Os economistas, ao que parece, estão descobrindo a geografia. Ao longo da última década, surgiram uma “nova teoria do comércio” e uma “nova economia da vantagem concorrencial” que, entre outras coisas, atribuem uma importância fundamental ao papel que a geografia interna de uma nação pode desempenhar na determinação do desempenho comercial das indústrias dessa nação. O trabalho de Paul Krugman, em particular, tem sido muito influente na promoção desta visão. De acordo com Krugman, num mundo de concorrência imperfeita, o comércio internacional é impulsionado tanto pelos rendimentos crescentes e pelas economias externas, como pela vantagem comparativa. Além disso, essas economias externas são mais propensas a serem realizadas na escala local e regional do que no nível nacional ou internacional. Para entender o comércio, portanto, Krugman argumenta que é necessário entender os processos que conduzem à concentração de produção local e regional.

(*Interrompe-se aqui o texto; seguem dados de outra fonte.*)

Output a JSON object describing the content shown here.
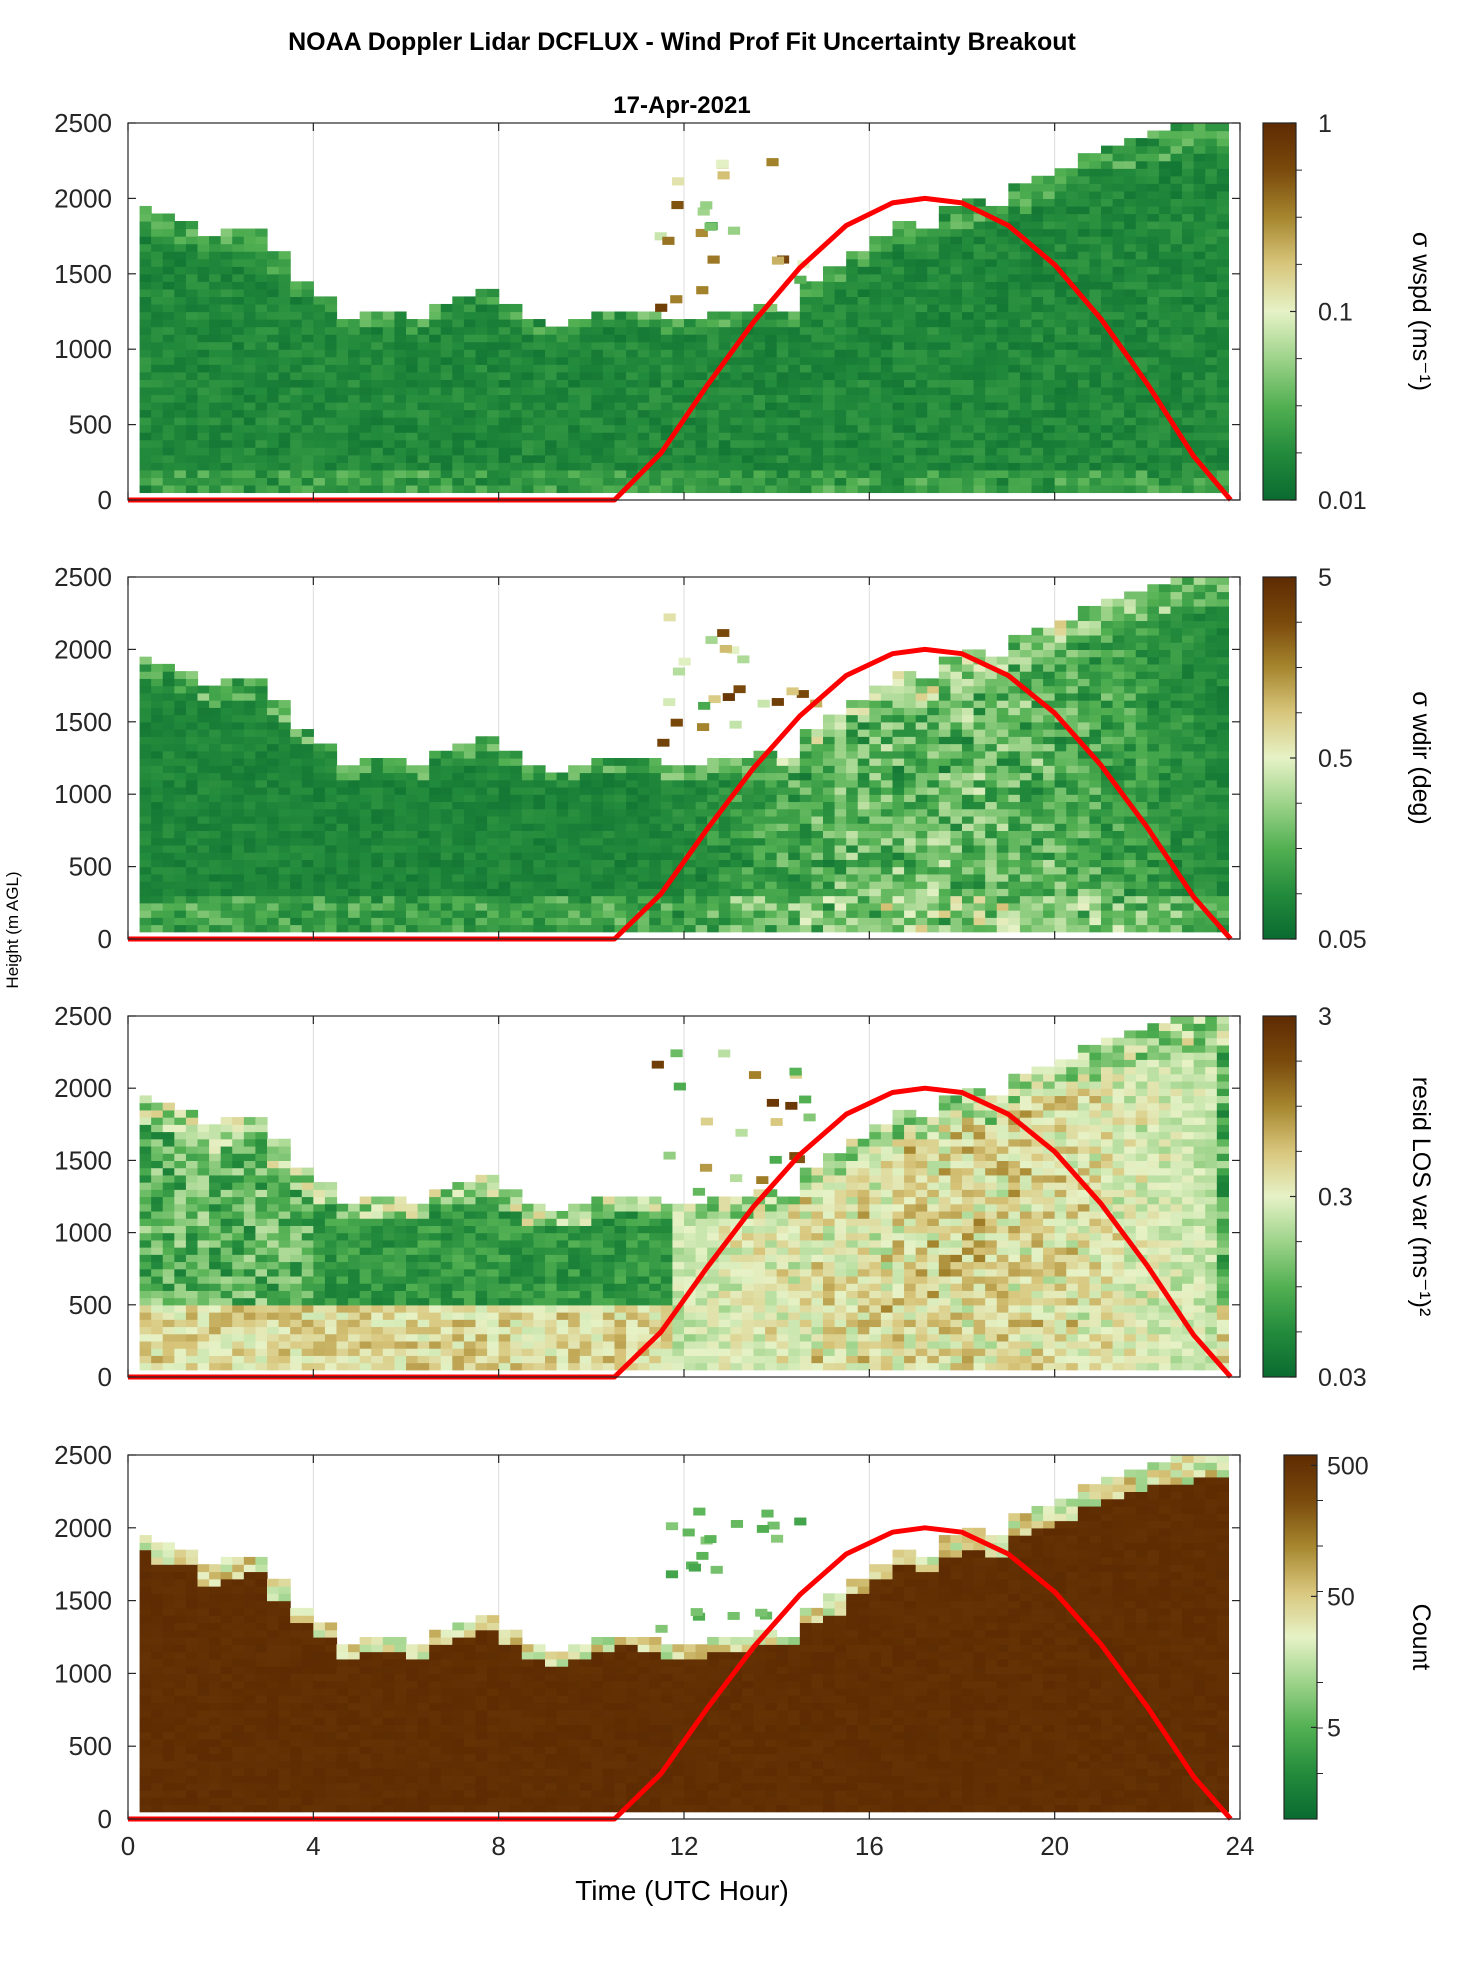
{
  "figure": {
    "title": "NOAA Doppler Lidar DCFLUX - Wind Prof Fit Uncertainty Breakout",
    "date": "17-Apr-2021",
    "ylabel": "Height (m AGL)",
    "xlabel": "Time (UTC Hour)"
  },
  "colors": {
    "sun_curve": "#ff0000",
    "colormap": [
      "#0a6b30",
      "#238b3c",
      "#52b052",
      "#9dd38a",
      "#e6f2c6",
      "#d8c67c",
      "#a6862e",
      "#7a4a0c",
      "#5e2b02"
    ]
  },
  "chart_data": [
    {
      "type": "heatmap",
      "name": "sigma_wspd",
      "cbar_label": "σ wspd (ms⁻¹)",
      "cbar_scale": "log",
      "cbar_range": [
        0.01,
        1
      ],
      "cbar_ticks": [
        "1",
        "0.1",
        "0.01"
      ],
      "xlim": [
        0,
        24
      ],
      "ylim": [
        0,
        2500
      ],
      "xticks": [
        "0",
        "4",
        "8",
        "12",
        "16",
        "20",
        "24"
      ],
      "yticks": [
        "0",
        "500",
        "1000",
        "1500",
        "2000",
        "2500"
      ]
    },
    {
      "type": "heatmap",
      "name": "sigma_wdir",
      "cbar_label": "σ wdir (deg)",
      "cbar_scale": "log",
      "cbar_range": [
        0.05,
        5
      ],
      "cbar_ticks": [
        "5",
        "0.5",
        "0.05"
      ],
      "xlim": [
        0,
        24
      ],
      "ylim": [
        0,
        2500
      ],
      "xticks": [
        "0",
        "4",
        "8",
        "12",
        "16",
        "20",
        "24"
      ],
      "yticks": [
        "0",
        "500",
        "1000",
        "1500",
        "2000",
        "2500"
      ]
    },
    {
      "type": "heatmap",
      "name": "resid_los_var",
      "cbar_label": "resid LOS var (ms⁻¹)²",
      "cbar_scale": "log",
      "cbar_range": [
        0.03,
        3
      ],
      "cbar_ticks": [
        "3",
        "0.3",
        "0.03"
      ],
      "xlim": [
        0,
        24
      ],
      "ylim": [
        0,
        2500
      ],
      "xticks": [
        "0",
        "4",
        "8",
        "12",
        "16",
        "20",
        "24"
      ],
      "yticks": [
        "0",
        "500",
        "1000",
        "1500",
        "2000",
        "2500"
      ]
    },
    {
      "type": "heatmap",
      "name": "count",
      "cbar_label": "Count",
      "cbar_scale": "log",
      "cbar_range": [
        1,
        600
      ],
      "cbar_ticks": [
        "500",
        "50",
        "5"
      ],
      "xlim": [
        0,
        24
      ],
      "ylim": [
        0,
        2500
      ],
      "xticks": [
        "0",
        "4",
        "8",
        "12",
        "16",
        "20",
        "24"
      ],
      "yticks": [
        "0",
        "500",
        "1000",
        "1500",
        "2000",
        "2500"
      ]
    }
  ],
  "overlay": {
    "type": "line",
    "description_values": "relative solar elevation curve",
    "x": [
      0,
      10.5,
      11.5,
      12.5,
      13.5,
      14.5,
      15.5,
      16.5,
      17.2,
      18,
      19,
      20,
      21,
      22,
      23,
      23.8
    ],
    "y": [
      0,
      0,
      310,
      760,
      1180,
      1540,
      1820,
      1970,
      2000,
      1970,
      1820,
      1560,
      1200,
      770,
      290,
      0
    ]
  },
  "boundary_layer_top": {
    "hours": [
      0.25,
      0.75,
      1.25,
      1.75,
      2.25,
      2.75,
      3.25,
      3.75,
      4.25,
      4.75,
      5.25,
      5.75,
      6.25,
      6.75,
      7.25,
      7.75,
      8.25,
      8.75,
      9.25,
      9.75,
      10.25,
      10.75,
      11.25,
      11.75,
      12.25,
      12.75,
      13.25,
      13.75,
      14.25,
      14.75,
      15.25,
      15.75,
      16.25,
      16.75,
      17.25,
      17.75,
      18.25,
      18.75,
      19.25,
      19.75,
      20.25,
      20.75,
      21.25,
      21.75,
      22.25,
      22.75,
      23.25,
      23.75
    ],
    "height_m": [
      1940,
      1880,
      1840,
      1700,
      1750,
      1780,
      1600,
      1440,
      1330,
      1180,
      1210,
      1200,
      1180,
      1280,
      1300,
      1370,
      1260,
      1150,
      1120,
      1150,
      1200,
      1240,
      1200,
      1180,
      1180,
      1210,
      1220,
      1250,
      1240,
      1420,
      1500,
      1640,
      1740,
      1830,
      1790,
      1900,
      1950,
      1930,
      2050,
      2130,
      2180,
      2260,
      2340,
      2380,
      2440,
      2460,
      2490,
      2480
    ]
  }
}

Para este fim, ele se baseia em uma variedade de ideias geográficas, que vão desde as economias de aglomeração Marshallianas, passando pela teoria tradicional da localização, até as noções de causalidade cumulativa e especialização regional. Nosso objetivo neste trabalho é fornecer uma avaliação crítica da “economia geográfica” de Krugman e suas implicações para a geografia econômica contemporânea. Seu trabalho levanta algumas questões importantes para a teoria do desenvolvimento regional em geral e para a nova geografia industrial em particular. Mas, ao mesmo tempo, sua teoria também possui limitações significativas. Argumentamos que, embora uma troca de ideias entre sua teoria e o trabalho recente na geografia industrial sejam mutuamente benéficas, ambas as abordagens são limitadas pelo tratamento que dão às externalidades tecnológicas e pelo legado da economia neoclássica ortodoxa.

Palavras-chave: Krugman, comércio, economias externas, concentração industrial regional, Política industrial regional.